Both Yadav and Rani, consistent with an order issued by the ministry in Nepal, are given six-year retrospective bans, starting 2016. “The ministry has decided to cancel the summit certificates of the 2 Indian mountaineers Narender Singh Yadav and Seema Rani. In our investigation, we found that that they had submitted fake documents (including photographs). supported the documents and therefore the conversation with the officials concerned, including sherpas, we reached this conclusion,” Pradip Kumar Koirala, a joint secretary within the MoCTCA and therefore the chairman of the investigating committee, told The Indian Express.
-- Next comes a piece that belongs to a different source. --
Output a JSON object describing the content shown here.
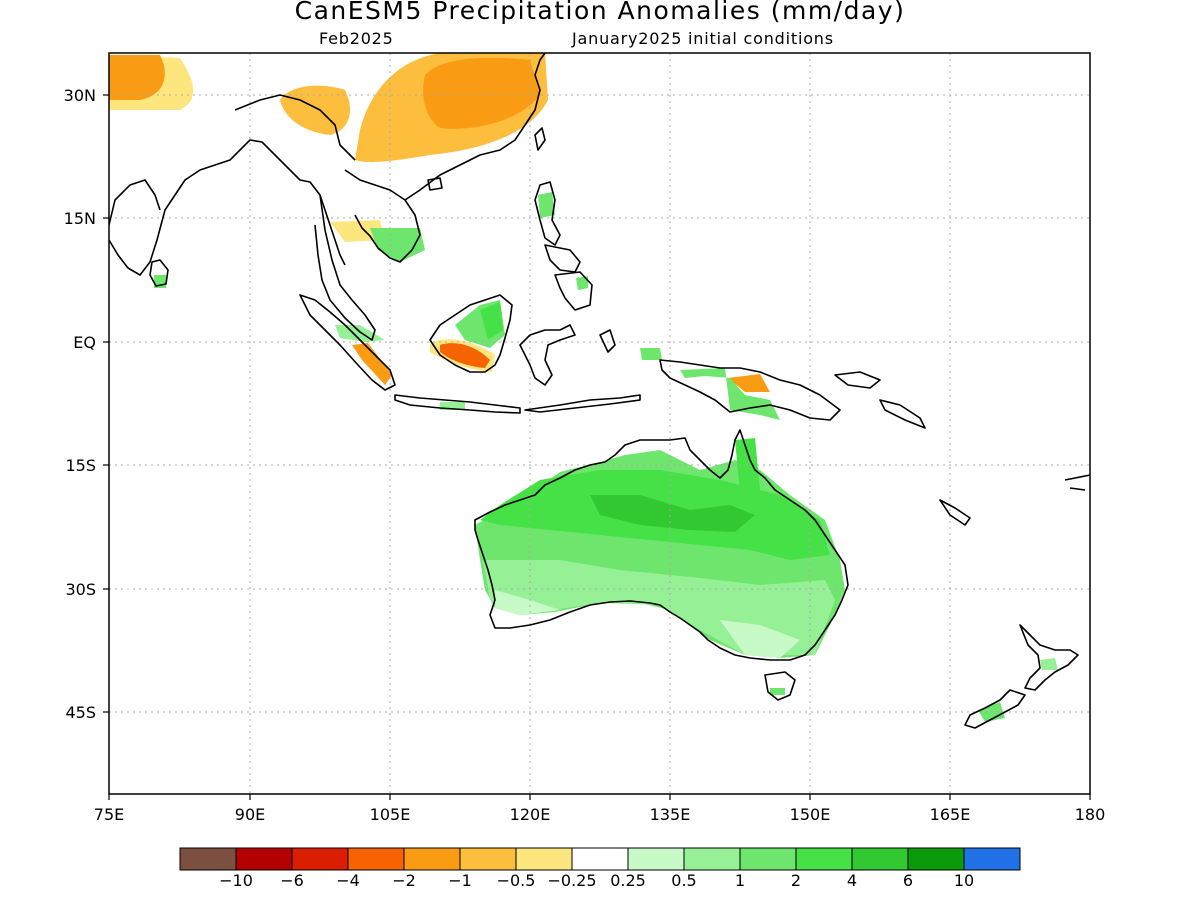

Another joint secretary, Tara Nath Adhikari, said both Yadav and Rani had violated regulations under the Nepal Tourism Act, 1978. The ministry has also imposed a fine of 10,000 Nepalese rupees on Dawa Sherpa, the guide of Yadav and Rani and company which organised the expedition, Seven Summit Peaks, was fined 50,000 rupees, Adhikari confirmed. The liaison officer Pawan Kumar Ghimire has been warned, the joint secretary added.
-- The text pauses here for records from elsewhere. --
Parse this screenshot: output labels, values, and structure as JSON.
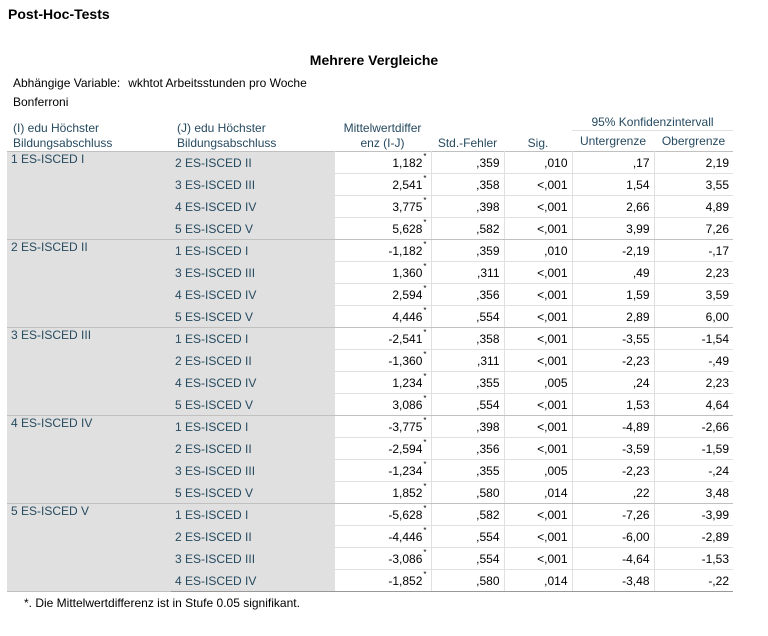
{
  "section_title": "Post-Hoc-Tests",
  "table_title": "Mehrere Vergleiche",
  "dependent_label": "Abhängige Variable:",
  "dependent_value": "wkhtot Arbeitsstunden pro Woche",
  "method": "Bonferroni",
  "headers": {
    "i_label_1": "(I) edu Höchster",
    "i_label_2": "Bildungsabschluss",
    "j_label_1": "(J) edu Höchster",
    "j_label_2": "Bildungsabschluss",
    "diff_1": "Mittelwertdiffer",
    "diff_2": "enz (I-J)",
    "se": "Std.-Fehler",
    "sig": "Sig.",
    "ci": "95% Konfidenzintervall",
    "lower": "Untergrenze",
    "upper": "Obergrenze"
  },
  "groups": [
    {
      "label": "1 ES-ISCED I",
      "rows": [
        {
          "j": "2 ES-ISCED II",
          "diff": "1,182",
          "star": "*",
          "se": ",359",
          "sig": ",010",
          "lo": ",17",
          "hi": "2,19"
        },
        {
          "j": "3 ES-ISCED III",
          "diff": "2,541",
          "star": "*",
          "se": ",358",
          "sig": "<,001",
          "lo": "1,54",
          "hi": "3,55"
        },
        {
          "j": "4 ES-ISCED IV",
          "diff": "3,775",
          "star": "*",
          "se": ",398",
          "sig": "<,001",
          "lo": "2,66",
          "hi": "4,89"
        },
        {
          "j": "5 ES-ISCED V",
          "diff": "5,628",
          "star": "*",
          "se": ",582",
          "sig": "<,001",
          "lo": "3,99",
          "hi": "7,26"
        }
      ]
    },
    {
      "label": "2 ES-ISCED II",
      "rows": [
        {
          "j": "1 ES-ISCED I",
          "diff": "-1,182",
          "star": "*",
          "se": ",359",
          "sig": ",010",
          "lo": "-2,19",
          "hi": "-,17"
        },
        {
          "j": "3 ES-ISCED III",
          "diff": "1,360",
          "star": "*",
          "se": ",311",
          "sig": "<,001",
          "lo": ",49",
          "hi": "2,23"
        },
        {
          "j": "4 ES-ISCED IV",
          "diff": "2,594",
          "star": "*",
          "se": ",356",
          "sig": "<,001",
          "lo": "1,59",
          "hi": "3,59"
        },
        {
          "j": "5 ES-ISCED V",
          "diff": "4,446",
          "star": "*",
          "se": ",554",
          "sig": "<,001",
          "lo": "2,89",
          "hi": "6,00"
        }
      ]
    },
    {
      "label": "3 ES-ISCED III",
      "rows": [
        {
          "j": "1 ES-ISCED I",
          "diff": "-2,541",
          "star": "*",
          "se": ",358",
          "sig": "<,001",
          "lo": "-3,55",
          "hi": "-1,54"
        },
        {
          "j": "2 ES-ISCED II",
          "diff": "-1,360",
          "star": "*",
          "se": ",311",
          "sig": "<,001",
          "lo": "-2,23",
          "hi": "-,49"
        },
        {
          "j": "4 ES-ISCED IV",
          "diff": "1,234",
          "star": "*",
          "se": ",355",
          "sig": ",005",
          "lo": ",24",
          "hi": "2,23"
        },
        {
          "j": "5 ES-ISCED V",
          "diff": "3,086",
          "star": "*",
          "se": ",554",
          "sig": "<,001",
          "lo": "1,53",
          "hi": "4,64"
        }
      ]
    },
    {
      "label": "4 ES-ISCED IV",
      "rows": [
        {
          "j": "1 ES-ISCED I",
          "diff": "-3,775",
          "star": "*",
          "se": ",398",
          "sig": "<,001",
          "lo": "-4,89",
          "hi": "-2,66"
        },
        {
          "j": "2 ES-ISCED II",
          "diff": "-2,594",
          "star": "*",
          "se": ",356",
          "sig": "<,001",
          "lo": "-3,59",
          "hi": "-1,59"
        },
        {
          "j": "3 ES-ISCED III",
          "diff": "-1,234",
          "star": "*",
          "se": ",355",
          "sig": ",005",
          "lo": "-2,23",
          "hi": "-,24"
        },
        {
          "j": "5 ES-ISCED V",
          "diff": "1,852",
          "star": "*",
          "se": ",580",
          "sig": ",014",
          "lo": ",22",
          "hi": "3,48"
        }
      ]
    },
    {
      "label": "5 ES-ISCED V",
      "rows": [
        {
          "j": "1 ES-ISCED I",
          "diff": "-5,628",
          "star": "*",
          "se": ",582",
          "sig": "<,001",
          "lo": "-7,26",
          "hi": "-3,99"
        },
        {
          "j": "2 ES-ISCED II",
          "diff": "-4,446",
          "star": "*",
          "se": ",554",
          "sig": "<,001",
          "lo": "-6,00",
          "hi": "-2,89"
        },
        {
          "j": "3 ES-ISCED III",
          "diff": "-3,086",
          "star": "*",
          "se": ",554",
          "sig": "<,001",
          "lo": "-4,64",
          "hi": "-1,53"
        },
        {
          "j": "4 ES-ISCED IV",
          "diff": "-1,852",
          "star": "*",
          "se": ",580",
          "sig": ",014",
          "lo": "-3,48",
          "hi": "-,22"
        }
      ]
    }
  ],
  "footnote": "*. Die Mittelwertdifferenz ist in Stufe 0.05 signifikant."
}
Yadav and Rani were a part of a 14-member private expedition to Mt Everest, led by Naba Phukon.

The team leader Phukon was also banned for 6 years. Phukon, however, had earlier alleged that the photo of Yadav at the summit was fake and questioned his claim of scaling Everest .

Phukon’s version of events is that when he was returning after scaling the height , he had seen Yadav and Rani at South Col (a ridge). “Their oxygen cylinders weren’t working and their sherpa Dawa Sherpa too wasn’t there. Seeing their condition, I told both of them to return (to base camp). Later, I met Rani at Lhotse Face and she or he was affected by frostbite. I called the sherpas at base camp and that they launched a rescue for her. Yadav had already left for the bottom camp,” Phukon said.
Giving himself a clean chit within the fake climb scandal, Phukon said. “When I need to realize both Yadav and Rani getting the certificates, I raised the difficulty . Whatever happened was between the climbers, trekking company and liaison officer. The trekking company and sherpas attest the climb to the liaison officer.”
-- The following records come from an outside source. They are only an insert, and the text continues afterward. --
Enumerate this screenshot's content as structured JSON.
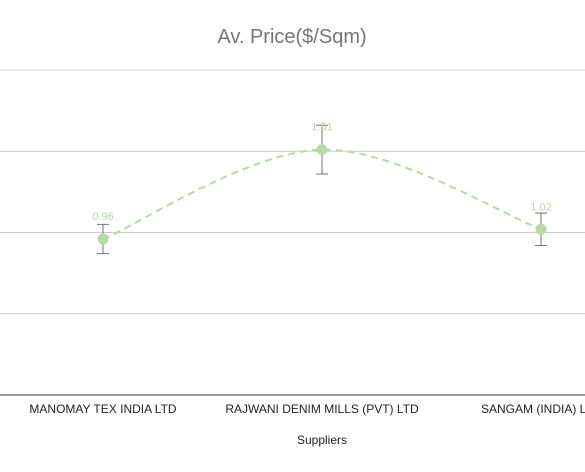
{
  "chart_data": {
    "type": "line",
    "title": "Av. Price($/Sqm)",
    "xlabel": "Suppliers",
    "ylabel": "",
    "categories": [
      "MANOMAY TEX INDIA LTD",
      "RAJWANI DENIM MILLS (PVT) LTD",
      "SANGAM (INDIA) L"
    ],
    "series": [
      {
        "values": [
          0.96,
          1.51,
          1.02
        ],
        "error_low": [
          0.87,
          1.36,
          0.92
        ],
        "error_high": [
          1.05,
          1.66,
          1.12
        ],
        "data_labels": [
          "0.96",
          "1.51",
          "1.02"
        ],
        "color": "#b7d9a8",
        "line_style": "dashed",
        "smooth": true
      }
    ],
    "ylim": [
      0,
      2
    ],
    "y_gridlines": [
      0.5,
      1.0,
      1.5,
      2.0
    ],
    "grid": true,
    "legend": "none",
    "error_bar_color": "#6e7a6b",
    "gridline_color": "#cccccc",
    "axis_color": "#333333"
  }
}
Rani was admitted during a hospital in Nepal and therefore the then minister of external affairs Sushma Swaraj had tweeted in May 2016: “Seema is stranded in Nepal as she is unable to buy her return and hospital expenses. we’ll assist Seema altogether possible manner. we’ll bear all expenses of her hospitalisation and journey back home.”

Seven Summit Treks, meanwhile, maintained that that they had no role within the fake climb.

“If the climbers do a fake climb, how will the trekking company get to know? Our task is to help in getting the permit, organise the trek and route. the 2 Indian climbers showed us the photographs of their summit and that we wrote that that they had climbed. The Nepal ministry of Tourism decides about the certificates,” Mingma Sherpa, chairman, Seven Summit Treks, Kathmandu, told The Indian Express. Yadav, Rani and their sherpa Dawa Sherpa couldn’t be contacted despite repeated attempts.